How does an eligible individual establish an HSA?
Beginning January 1, 2004, any eligible individual can establish an HSA with a qualified HSA trustee or custodian, in much the same way that individuals establish IRA’s or Archer MSA trustees or custodians. No permission or authorization from the Internal Revenue Services is necessary to establish an HSA.
Who may contribute to an HSA?
Any eligible individual may contribute to an HSA. For an HSA established by an employee, the employee, the employee’s employer or both may contribute to the HSA of the employee in a given year. For an HSA established by a self-employed (or unemployed) individual, the individual may contribute to the HSA. There is a onetime exemption that will allow money from an IRA to fund your HSA. You may also be able to roll unused balances in an FSA’s or HRA’s into a HSA. Family members may also make contributions to an HSA on behalf of another family member as long as that other family member is an eligible individual.

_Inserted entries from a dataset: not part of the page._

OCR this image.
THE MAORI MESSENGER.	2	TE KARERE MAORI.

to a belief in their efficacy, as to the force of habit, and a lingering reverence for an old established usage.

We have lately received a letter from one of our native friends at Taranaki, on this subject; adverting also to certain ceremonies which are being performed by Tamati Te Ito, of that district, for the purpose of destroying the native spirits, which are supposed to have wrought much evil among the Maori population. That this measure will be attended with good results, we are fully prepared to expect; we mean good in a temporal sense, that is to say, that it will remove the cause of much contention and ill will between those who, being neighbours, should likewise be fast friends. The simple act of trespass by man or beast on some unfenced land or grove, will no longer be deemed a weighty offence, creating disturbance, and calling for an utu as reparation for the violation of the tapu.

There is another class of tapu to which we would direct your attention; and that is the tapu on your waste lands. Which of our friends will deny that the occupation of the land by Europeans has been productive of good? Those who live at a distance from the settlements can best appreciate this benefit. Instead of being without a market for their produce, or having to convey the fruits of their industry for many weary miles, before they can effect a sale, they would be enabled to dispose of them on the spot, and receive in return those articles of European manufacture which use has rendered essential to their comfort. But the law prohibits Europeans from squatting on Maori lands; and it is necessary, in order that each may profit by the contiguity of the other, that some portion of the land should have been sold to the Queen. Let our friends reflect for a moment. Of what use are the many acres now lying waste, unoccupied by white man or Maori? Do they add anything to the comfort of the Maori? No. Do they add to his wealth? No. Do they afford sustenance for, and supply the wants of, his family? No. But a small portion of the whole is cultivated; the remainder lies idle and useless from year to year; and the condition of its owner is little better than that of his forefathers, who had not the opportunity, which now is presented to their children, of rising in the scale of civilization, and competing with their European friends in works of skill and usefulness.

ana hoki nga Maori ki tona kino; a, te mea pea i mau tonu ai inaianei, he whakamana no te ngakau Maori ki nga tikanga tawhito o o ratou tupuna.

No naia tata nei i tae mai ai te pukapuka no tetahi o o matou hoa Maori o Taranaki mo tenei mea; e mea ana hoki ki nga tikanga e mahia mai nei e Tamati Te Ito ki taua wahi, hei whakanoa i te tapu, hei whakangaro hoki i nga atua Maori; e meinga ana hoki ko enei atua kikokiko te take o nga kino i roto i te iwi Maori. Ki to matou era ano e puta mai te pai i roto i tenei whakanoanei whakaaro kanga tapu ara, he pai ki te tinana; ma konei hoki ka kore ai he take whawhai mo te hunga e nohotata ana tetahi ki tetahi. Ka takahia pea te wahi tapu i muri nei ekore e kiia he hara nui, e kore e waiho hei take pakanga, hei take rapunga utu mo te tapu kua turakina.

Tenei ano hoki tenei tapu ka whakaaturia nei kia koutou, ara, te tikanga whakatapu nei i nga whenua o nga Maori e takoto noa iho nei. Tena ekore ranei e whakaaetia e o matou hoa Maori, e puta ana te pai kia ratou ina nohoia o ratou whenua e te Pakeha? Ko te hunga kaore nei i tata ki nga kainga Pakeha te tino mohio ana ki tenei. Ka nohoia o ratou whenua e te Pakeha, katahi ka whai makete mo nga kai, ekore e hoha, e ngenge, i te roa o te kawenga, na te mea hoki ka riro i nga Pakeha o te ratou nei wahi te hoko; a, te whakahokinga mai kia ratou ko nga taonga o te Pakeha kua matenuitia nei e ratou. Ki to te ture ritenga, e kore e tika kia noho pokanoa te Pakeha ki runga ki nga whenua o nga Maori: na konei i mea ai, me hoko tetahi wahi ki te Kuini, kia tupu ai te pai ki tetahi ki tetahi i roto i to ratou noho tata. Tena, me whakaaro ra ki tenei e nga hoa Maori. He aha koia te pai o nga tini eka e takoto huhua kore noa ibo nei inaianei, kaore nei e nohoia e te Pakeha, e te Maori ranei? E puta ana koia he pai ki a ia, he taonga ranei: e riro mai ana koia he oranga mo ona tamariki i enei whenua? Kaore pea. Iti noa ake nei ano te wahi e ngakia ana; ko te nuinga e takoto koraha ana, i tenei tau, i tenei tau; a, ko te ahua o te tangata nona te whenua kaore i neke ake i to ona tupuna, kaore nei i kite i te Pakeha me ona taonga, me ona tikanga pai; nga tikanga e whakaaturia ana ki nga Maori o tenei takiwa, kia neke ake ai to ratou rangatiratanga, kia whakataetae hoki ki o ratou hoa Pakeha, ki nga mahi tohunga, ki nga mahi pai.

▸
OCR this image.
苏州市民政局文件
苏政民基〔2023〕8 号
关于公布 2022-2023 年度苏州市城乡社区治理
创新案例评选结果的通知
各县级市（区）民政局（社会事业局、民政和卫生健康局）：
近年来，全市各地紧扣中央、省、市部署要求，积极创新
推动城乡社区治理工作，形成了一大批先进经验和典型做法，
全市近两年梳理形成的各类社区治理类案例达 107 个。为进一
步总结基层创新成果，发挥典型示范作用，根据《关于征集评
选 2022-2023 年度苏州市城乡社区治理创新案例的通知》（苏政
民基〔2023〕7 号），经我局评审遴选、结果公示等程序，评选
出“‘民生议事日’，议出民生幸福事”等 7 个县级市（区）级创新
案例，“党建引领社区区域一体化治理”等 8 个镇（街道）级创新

How much may be contributed to an HSA?
For 2021 the maximum annual contribution for eligible individuals with self-only coverage under a HDHP is $3,600. For eligible individuals with family coverage under a HDHP, the maximum annual contribution is $7,200. Exception: If an individual does not stay on the HSA-eligible plan 12 months following the last month of the year of the first year of eligibility, the amount which might have been contributed will be included in income and subject to a 20 % additional tax. “Catch-up contributions” are also available for individuals (and spouses) age 55 or older. In 2021 the catch-up contribution remains $1,000.
What are “qualified medical expenses”?
See IRS.gov website. IMPORTANT: After 2012, your Health Savings Account (HSA) CANNOT be used for over-the-counter drugs, unless they are prescribed by your doctor.